Besides, disaster recovery plans are just fantasy fiction for sysadmins. Nobody actually tests them. That DR runbook from 2019? Pure historical fiction. The backup server credentials? Lost to time. The recovery RTO of 4 hours? More like 4 weeks of “we’re working on it.”
As Dogbert would say: “I’ve developed a disaster recovery plan. Step 1: Panic. Step 2: Update resume. Step 3: There is no step 3.”

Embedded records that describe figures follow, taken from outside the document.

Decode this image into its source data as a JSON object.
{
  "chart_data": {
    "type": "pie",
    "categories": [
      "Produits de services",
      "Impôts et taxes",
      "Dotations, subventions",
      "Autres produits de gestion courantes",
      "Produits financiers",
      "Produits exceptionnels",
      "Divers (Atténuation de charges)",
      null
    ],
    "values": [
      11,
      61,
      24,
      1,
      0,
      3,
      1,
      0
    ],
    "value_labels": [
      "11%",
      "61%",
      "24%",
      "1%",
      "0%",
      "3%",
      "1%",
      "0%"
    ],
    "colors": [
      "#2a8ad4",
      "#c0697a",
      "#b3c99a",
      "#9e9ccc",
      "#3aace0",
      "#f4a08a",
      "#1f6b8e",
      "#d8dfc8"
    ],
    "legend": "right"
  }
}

Real World Success Stories
Here are some single points of failure that worked out fine:
-
The one developer who knows how the billing system works - Jeff has been on vacation for 3 weeks. We’re fine. Probably.
-
The production database on the CEO’s old gaming PC - It’s powerful! It has RGB!
-
That cronjob on someone’s laptop that no one remembers setting up - It’s been running for 7 years. We’re afraid to look at it.
-
Manual deployment by the one person with SSH access - They’re in a different timezone, but “flexible hours” is a perk!
The SPOF Design Patterns
I’ve codified my approach into reusable patterns:
The Hero Pattern
One person knows everything. They’re never allowed to take vacation, get sick, or quit. This is normal and sustainable.
The Vintage Hardware Pattern
That server from 2012 is fine. It’s “proven technology.” The warning sounds it makes are “character.”
The Implicit Knowledge Pattern
Nothing is documented because the person who built it is still here. They’ve been “planning to document it” since 2018.
The Optimistic Replication Pattern
We have backups. We’ve never tested restoring them, but we have them. Probably. Somewhere.
Conclusion
Redundancy is for people who lack confidence in their systems. Single points of failure are honest - they tell you exactly where things will break.
And when they do break? That’s called a “learning experience.” Also known as “resume-generating events.”
Build SPOF. Embrace the chaos. Sleep peacefully knowing that if everything goes down, at least it’ll go down together.
The author’s last three companies are now case studies in “what not to do.” He considers this a legacy.